The suit is the second of its kind brought by the New Civil Liberties Alliance, a conservative advocacy group (see 2507220064). The alliance's first case was initially filed in a Florida district court but transferred to the CIT on the grounds that the trade court has exclusive jurisdiction to hear the case under Section 1581(i) (see 2507220064). The Texas case was recently assigned to Judge David Ezra, a President Ronald Reagan appointee to the U.S. District Court for the District of Hawaii (see 2507240051). In 2013, Chief Justice John Roberts designed Ezra to serve on the Texas court to help manage the court's caseload.

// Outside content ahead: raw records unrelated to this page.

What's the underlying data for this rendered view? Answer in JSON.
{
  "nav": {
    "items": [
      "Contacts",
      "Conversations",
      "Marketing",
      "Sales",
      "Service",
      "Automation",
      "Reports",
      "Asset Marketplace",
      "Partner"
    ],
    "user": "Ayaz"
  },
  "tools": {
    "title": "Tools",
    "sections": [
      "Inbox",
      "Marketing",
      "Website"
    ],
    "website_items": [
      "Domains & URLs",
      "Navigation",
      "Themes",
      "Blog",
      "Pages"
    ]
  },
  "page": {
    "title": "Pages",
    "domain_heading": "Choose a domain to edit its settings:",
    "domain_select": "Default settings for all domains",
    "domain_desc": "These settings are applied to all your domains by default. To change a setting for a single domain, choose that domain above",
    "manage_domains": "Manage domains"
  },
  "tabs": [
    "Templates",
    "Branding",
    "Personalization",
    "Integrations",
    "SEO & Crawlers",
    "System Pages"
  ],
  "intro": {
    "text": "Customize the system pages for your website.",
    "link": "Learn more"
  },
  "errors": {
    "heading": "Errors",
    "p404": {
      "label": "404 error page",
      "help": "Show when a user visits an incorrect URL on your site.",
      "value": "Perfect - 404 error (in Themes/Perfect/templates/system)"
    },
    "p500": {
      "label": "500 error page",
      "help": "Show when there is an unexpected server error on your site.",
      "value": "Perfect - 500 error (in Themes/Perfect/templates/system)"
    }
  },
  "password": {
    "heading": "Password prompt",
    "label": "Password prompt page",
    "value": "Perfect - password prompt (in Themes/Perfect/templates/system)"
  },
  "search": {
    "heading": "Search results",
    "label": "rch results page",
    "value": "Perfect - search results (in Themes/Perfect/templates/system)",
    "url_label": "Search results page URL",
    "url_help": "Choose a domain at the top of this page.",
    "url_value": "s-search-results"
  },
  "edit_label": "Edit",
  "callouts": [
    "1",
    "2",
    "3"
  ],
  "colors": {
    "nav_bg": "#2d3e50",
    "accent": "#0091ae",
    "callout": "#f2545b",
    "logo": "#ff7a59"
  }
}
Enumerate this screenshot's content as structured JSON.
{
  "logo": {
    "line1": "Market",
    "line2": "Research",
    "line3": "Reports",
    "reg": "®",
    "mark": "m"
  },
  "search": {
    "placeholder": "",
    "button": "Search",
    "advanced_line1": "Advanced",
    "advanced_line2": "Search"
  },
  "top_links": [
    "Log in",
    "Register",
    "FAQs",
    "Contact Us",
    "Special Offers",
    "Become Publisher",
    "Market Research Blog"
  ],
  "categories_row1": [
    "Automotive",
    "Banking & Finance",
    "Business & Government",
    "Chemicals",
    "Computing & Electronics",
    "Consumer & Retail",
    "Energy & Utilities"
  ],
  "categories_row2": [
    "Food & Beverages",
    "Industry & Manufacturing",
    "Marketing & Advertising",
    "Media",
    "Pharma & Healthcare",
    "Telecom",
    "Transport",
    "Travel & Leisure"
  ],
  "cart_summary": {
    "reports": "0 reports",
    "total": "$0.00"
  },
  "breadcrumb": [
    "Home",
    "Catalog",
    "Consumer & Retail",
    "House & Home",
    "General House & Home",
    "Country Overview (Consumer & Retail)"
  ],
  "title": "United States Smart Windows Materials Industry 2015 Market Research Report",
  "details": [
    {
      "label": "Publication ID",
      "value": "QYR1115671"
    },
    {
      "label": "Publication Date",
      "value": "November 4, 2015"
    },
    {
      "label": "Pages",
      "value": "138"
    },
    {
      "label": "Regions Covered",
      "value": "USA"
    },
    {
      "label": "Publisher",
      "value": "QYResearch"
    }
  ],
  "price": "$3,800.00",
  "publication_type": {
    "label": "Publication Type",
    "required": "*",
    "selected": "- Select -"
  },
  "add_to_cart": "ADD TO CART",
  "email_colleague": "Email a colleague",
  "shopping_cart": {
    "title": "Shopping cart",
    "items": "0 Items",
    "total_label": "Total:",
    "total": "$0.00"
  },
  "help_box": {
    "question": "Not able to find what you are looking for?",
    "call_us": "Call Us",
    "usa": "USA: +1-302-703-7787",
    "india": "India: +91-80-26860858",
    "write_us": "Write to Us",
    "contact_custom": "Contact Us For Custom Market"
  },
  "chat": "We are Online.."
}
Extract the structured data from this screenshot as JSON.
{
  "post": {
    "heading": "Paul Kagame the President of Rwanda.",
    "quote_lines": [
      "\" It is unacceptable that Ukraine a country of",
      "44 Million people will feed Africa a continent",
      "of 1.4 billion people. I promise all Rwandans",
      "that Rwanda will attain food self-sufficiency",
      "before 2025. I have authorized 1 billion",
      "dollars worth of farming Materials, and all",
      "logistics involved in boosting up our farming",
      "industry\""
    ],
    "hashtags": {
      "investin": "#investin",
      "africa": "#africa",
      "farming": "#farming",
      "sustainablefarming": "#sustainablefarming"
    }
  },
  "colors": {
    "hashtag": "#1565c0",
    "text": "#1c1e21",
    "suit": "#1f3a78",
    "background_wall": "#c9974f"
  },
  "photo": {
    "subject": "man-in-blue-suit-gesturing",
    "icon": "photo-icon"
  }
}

The government's argument for transfer is now a familiar one: CIT has exclusive jurisdiction under Section 1581(i) to hear the case. Section 1581(i) says only the trade court will hear cases that arise out of U.S. laws providing for tariffs. The Texas case arises out of President Donald Trump's executive orders implementing the tariffs, which modify the Harmonized Tariff Schedule. The statute establishing the HTS makes these EOs "laws of the United States" under Section 1581(i), which says presidential actions modifying the HTS are laws of the U.S. for statutory purposes, the government argued.

"For these reasons, the CIT -- the only court with familiarity and expertise on the HTSUS -- has already exercised jurisdiction over indistinguishable challenges to these tariffs," the brief said.

The U.S. added that the trade court also has exclusive jurisdiction to hear the matter given a key decision from the predecessor court to the U.S. Court of Appeals for the Federal Circuit, which "heard similar challenges to tariffs under IEEPA’s predecessor statute," the Trading With the Enemy Act.